Bei der Rheintal Forst AG arbeiten vier gelernte Forstwarte, zwei Lernende sowie der Leiter. «Für uns kommt Kurzarbeit nicht in Frage», sagt Josef Benz, Geschäftsführer der Rheintal Forst AG in Lüchingen. Die Mitarbeiter rüsteten zurzeit an verschiedenen Orten Käfer- und Schneebruch-Holz auf. Zudem arbeiteten sie laufend für Privatpersonen. Arbeit habe es genug, anfangs Frühjahr stehe die Schutzwaldpflege an, für zehn Waldbesitzer in Berneck stehe an Quellen und Wanderwegen ein Sicherheitsholzschlag an.

«Wir bringen sehr wenig Holz auf den Markt und beschränken uns auf bestehende Holzlieferaufträge», sagt der Revierförster. Die Nachfrage nach Brennholz sei rege und sehr erfreulich.
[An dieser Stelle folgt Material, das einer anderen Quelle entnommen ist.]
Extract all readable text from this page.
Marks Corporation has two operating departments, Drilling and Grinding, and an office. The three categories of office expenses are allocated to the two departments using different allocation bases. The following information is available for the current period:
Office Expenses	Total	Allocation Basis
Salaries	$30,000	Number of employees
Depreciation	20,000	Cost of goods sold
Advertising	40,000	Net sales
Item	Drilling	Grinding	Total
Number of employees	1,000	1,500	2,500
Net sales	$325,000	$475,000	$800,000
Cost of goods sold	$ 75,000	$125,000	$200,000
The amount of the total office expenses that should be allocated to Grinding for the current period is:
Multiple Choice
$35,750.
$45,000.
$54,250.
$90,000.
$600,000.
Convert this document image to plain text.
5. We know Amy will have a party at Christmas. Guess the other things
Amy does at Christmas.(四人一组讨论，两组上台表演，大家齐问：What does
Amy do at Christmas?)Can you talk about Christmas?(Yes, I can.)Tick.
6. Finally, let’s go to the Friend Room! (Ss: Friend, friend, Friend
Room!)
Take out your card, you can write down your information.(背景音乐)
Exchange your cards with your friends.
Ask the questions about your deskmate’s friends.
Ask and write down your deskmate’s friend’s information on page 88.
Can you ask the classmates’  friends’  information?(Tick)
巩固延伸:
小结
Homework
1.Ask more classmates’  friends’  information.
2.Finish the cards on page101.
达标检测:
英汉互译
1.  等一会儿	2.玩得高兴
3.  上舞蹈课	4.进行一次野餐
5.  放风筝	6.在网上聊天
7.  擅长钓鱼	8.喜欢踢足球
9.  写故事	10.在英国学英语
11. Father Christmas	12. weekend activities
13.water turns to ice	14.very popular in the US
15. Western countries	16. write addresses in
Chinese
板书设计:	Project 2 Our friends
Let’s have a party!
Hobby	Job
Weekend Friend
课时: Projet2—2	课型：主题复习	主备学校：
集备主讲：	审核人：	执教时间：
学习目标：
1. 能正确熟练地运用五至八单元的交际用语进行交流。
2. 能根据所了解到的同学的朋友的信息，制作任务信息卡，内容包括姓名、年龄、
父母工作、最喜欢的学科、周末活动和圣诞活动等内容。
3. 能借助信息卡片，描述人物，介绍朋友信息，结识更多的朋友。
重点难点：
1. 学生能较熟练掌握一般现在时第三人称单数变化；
Schneebruchholz sei in den letzten Tagen einiges angefallen, vor allem an Strassen oder anderen Orten, die Fuss- oder Velowege gefährden. «Die meisten Einsätze hatten wir in Rebstein und Balgach. In höhere Lagen sind wir noch nicht gekommen, da liegt viel zu viel Schnee», sagt Josef Benz.

Durften keine Kurzarbeit anmelden

Vorläufig genug Arbeit haben auch die Angestellten der Forst Rüthi-Lienz AG. Geschäftsführer Sascha Kobler: «Wir haben Aufträge, Drittarbeiten, die wir Januar und Februar erledigen können, etwa für SBB und Axpo.» Abgesehen davon gebe es aber schon Probleme. Kurzarbeit habe man noch nie anmelden müssen. «Einmal wollten wir das im Winter 1999, in dem sehr viel Schnee fiel, aber wir bekamen keine Bewilligung», sagt Kobler.

Damals existierte die Forst Rüthi-Lienz AG noch nicht. Man gab den Forstleuten zu verstehen: «Ortsgemeinden dürfen keine Kurzarbeit anmelden.» Ob Kurzarbeit mit der heutigen AG möglich wäre, weiss der Geschäftsführer nicht, «ich muss mich da erst einmal schlau machen», sagt Sascha Kobler. Ausser ihm arbeiten bei Forst Rüthi-Lienz drei Forstwarte und ein Lernender.

«Auf dem Nadelrundholz-Markt ist momentan alles dicht. Rundholzschläge erledigen wir nur noch nach Auftrag», sagt Sascha Kobler. Vor Weihnachten sei man mit dem Rüsten von Brennholzlieferungen gut beschäftigt gewesen, ebenso mit Aufträgen von Privathaushalten. «Wir dürfen uns nicht beklagen, obschon die Aufträge hin und wieder sehr kurzfristig eingehen», sagt der Revierförster mit einem Lächeln. Schneebruchholz habe er noch nicht viel gesehen, dies könne sich wegen der zu erwartenden Lawinen in den Gebieten Plona und Oberkamor aber ändern.

Mehr Sorge bereitet dem Geschäftsführer der Forst Rüthi-Lienz AG die fernere Zukunft. «Wenn wir diesen Sommer noch einmal so viel Borkenkäferholz dazubekommen wie bisher, ist nächsten Herbst wieder nichts mit der Holzerei», sagt er. Auch der trockene Sommer sei dem Geschäft abträglich gewesen. «Wenn wir 2019 eine ähnlich anhaltende Trockenheit hätten, könnten Baumbestände fast flächig verdorren», sagt Sascha Kobler. Tragisch wäre dies auch für die Schutzwälder, in denen dann die älteren, stabilen Bäume fehlten. Geraten die Holzpreise noch mehr unter Druck, bei gleichzeitigem Rückgang von Drittaufträgen für die Forstteams, könnte es problematisch werden. Ob Kurzarbeit dann die richtige Lösung ist, bleibt abzuwarten.

Fraglich bleibt, ob die Pflege der Schutzwälder Kurzarbeit verträgt, oder ob die öffentliche Hand für die Schutzwaldpflege mehr finanzielle Mittel freistellt. Einzelne Gemeinden im St. Galler Rheintal leisten bereits Beiträge für Pflegearbeiten.